According to Leinonen, the perfect prank meets three standards:
• Nobody gets hurt
• Property isn't damaged
• It makes people laugh
Police said that the 15-year old boy freshman at Lockport Township High School's Central campus, confessed to creating the bomb. The pop bottle filled with household chemicals injured or sickened more than a dozen people.
He will be in juvenile court June 10. He faces up to six years at a state juvenile facility and up to a two-year expulsion from school.

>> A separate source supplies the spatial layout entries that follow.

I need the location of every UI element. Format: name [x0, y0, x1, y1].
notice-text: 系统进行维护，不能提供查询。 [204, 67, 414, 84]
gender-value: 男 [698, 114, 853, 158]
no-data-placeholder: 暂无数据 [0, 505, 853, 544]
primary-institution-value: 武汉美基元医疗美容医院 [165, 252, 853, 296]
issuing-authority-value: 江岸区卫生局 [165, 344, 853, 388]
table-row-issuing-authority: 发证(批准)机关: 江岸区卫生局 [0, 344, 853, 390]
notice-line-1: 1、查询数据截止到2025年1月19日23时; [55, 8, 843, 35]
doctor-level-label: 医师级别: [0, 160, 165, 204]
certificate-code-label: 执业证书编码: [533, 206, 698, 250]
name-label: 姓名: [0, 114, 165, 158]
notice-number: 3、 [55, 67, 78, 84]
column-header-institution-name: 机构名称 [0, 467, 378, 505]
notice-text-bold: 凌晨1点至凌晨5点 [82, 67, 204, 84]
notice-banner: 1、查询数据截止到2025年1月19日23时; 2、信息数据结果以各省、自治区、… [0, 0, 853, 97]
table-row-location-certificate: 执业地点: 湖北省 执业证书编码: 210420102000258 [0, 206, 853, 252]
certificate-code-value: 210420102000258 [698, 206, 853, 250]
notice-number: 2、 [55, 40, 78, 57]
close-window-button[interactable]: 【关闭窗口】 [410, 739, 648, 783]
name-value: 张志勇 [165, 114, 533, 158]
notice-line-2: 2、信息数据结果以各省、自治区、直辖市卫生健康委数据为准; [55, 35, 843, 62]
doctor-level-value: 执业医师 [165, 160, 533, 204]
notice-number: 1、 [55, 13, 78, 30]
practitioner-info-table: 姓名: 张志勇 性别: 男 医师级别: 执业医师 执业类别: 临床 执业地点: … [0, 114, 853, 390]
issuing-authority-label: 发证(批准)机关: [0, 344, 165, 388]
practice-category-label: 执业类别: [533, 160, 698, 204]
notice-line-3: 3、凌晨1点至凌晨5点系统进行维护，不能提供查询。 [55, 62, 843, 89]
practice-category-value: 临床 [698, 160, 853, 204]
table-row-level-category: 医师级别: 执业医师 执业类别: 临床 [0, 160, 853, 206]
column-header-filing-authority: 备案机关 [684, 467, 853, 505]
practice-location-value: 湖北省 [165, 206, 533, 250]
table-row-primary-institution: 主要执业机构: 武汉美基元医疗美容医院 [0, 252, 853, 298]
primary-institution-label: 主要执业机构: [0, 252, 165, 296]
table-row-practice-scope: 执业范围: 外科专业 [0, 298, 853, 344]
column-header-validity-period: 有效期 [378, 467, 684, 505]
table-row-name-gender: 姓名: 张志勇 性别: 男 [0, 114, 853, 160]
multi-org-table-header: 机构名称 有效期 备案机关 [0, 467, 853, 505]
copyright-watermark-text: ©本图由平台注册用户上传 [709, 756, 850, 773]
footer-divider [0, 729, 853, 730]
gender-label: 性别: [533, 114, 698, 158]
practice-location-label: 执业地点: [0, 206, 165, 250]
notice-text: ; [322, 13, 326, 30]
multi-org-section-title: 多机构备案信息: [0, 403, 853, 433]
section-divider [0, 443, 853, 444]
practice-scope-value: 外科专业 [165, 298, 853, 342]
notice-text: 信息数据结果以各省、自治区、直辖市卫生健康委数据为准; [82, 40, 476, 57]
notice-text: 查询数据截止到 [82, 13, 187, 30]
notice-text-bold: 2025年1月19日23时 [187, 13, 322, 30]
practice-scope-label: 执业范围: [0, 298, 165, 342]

Students need to understand the difference between a prank and a crime said Ken Trump, who trained Lockport Township High School authorities in emergency preparedness after the 1999 Columbine High School massacre in Colorado and president of National School Safety and Security Service, a Cleveland, Ohio-based school security consulting group.
"Anyone, including even the most notorious prankster teen, needs to be able to make that distinction, They're not putting a lollipop in the middle of the floor. They're putting an explosive device."
And feigning ignorance isn't an option said Trump.